Create a new plot of this subset alone (FIGURE 5), rescaling the plot to show all plotted data (blue cross icon in the Plane Plot window). How many sources are in this image and what fraction of the total does it correspond to? What is the upper distance 'cutoff'?
Zoom in on any region of the plot so that individual points can be seen (not blended). Click the Define a new row subset containing only currently visible points icon (third from left icon on the Plane Plot) and plot only this region. Give the subset a name and click on Add Subset. Plot this subset with its Distance error bars included (FIGURE 6).
PART 4 (3D-Plot)
Plot (again a density plot with a useful colour scheme) the Most-reliable-points subset in a 3D spherical coordinate system (sphere icon in the main menu) with coordinates of Galactic longitude, Galactic latitude, and Distance.

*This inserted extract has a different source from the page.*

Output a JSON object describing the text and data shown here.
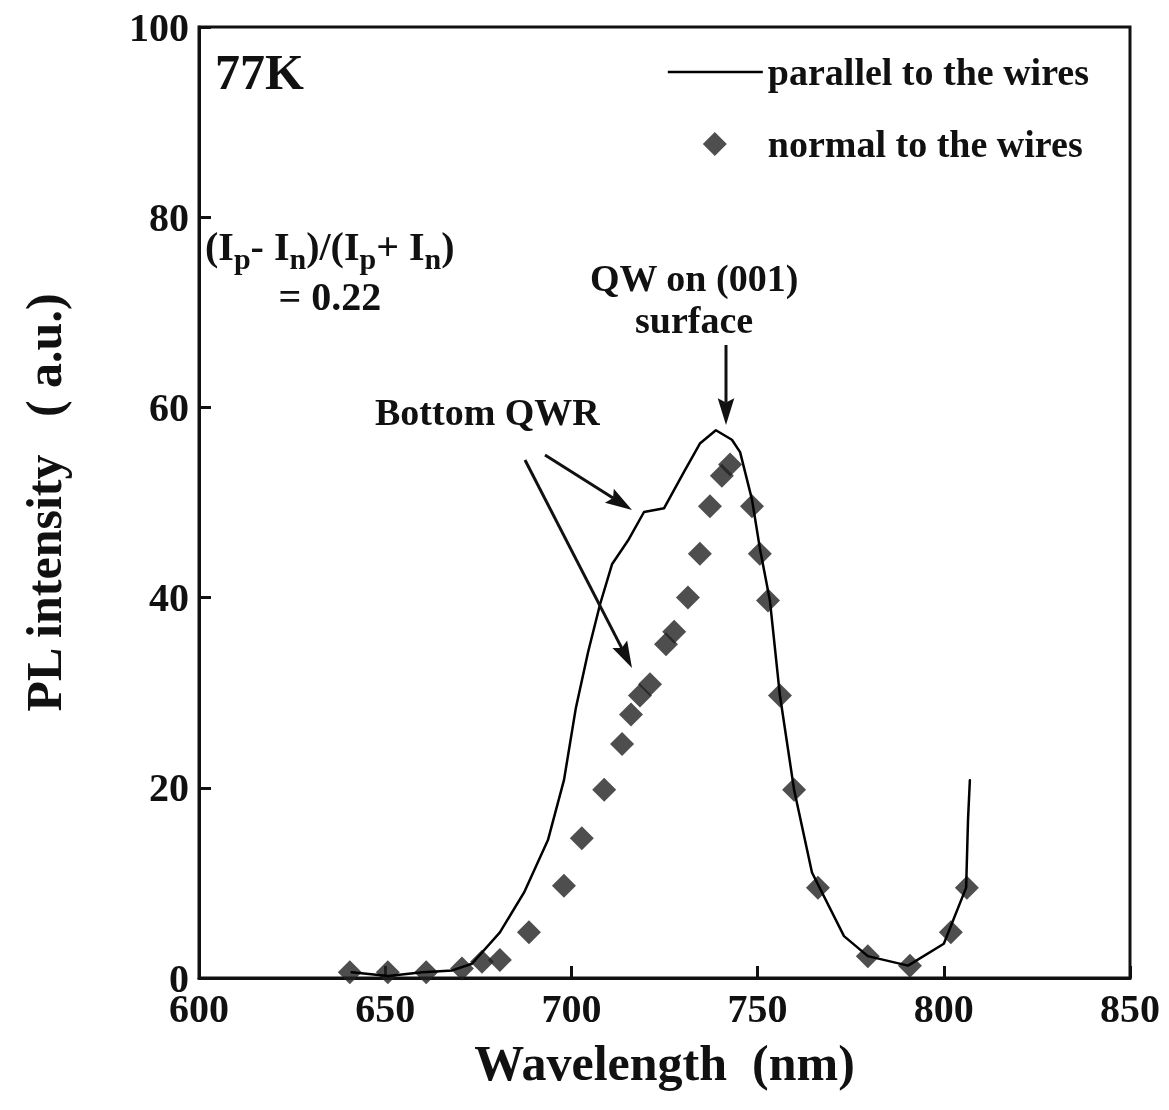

The Z Center (Distance) will be set to zero by default (location of the Sun). Rotate the cube (hold down left mouse button to do so) and verify that the sky coverage is approximately uniform in all directions. Orient the image so that Galactic latitude is in the vertical direction (positive b up), a Galactic longitude of 180 degrees is at the right and Galactic longitude of 0 degrees is at the left (approx). (Recall that if you click on a point, you can see the associated tabular value highlighted in the table). Print the plot (FIGURE 7), labeling these axes. You should now see an asymmetry along the b = 0 axis. Suggest a reason as to why that would be the case.
PART 5 (Statistics)
Create 2 new subsets, both of which contain only the Most-reliable-points; one of these subsets will contain all points with longitudes from 270 degrees to 90 degrees) and the second with longitudes from 90 to 270 degrees). In the main window, click on the large Sigma icon (statistics). Compute the statistics for the Most-reliable-points subset, as well as the two subsets. Print out the tables (TABLES 1, 2 and 3) in an easily readable form. Is there any statistically significant difference between the mean distance of stars interior or exterior to the Sun?
Hand in your plots with details explaining what parameters you have used and questions answered. Also hand in your 3 Tables as well as the 1st 50 rows of the Most-reliable-points subset table. Save your session , since we may use these data again later.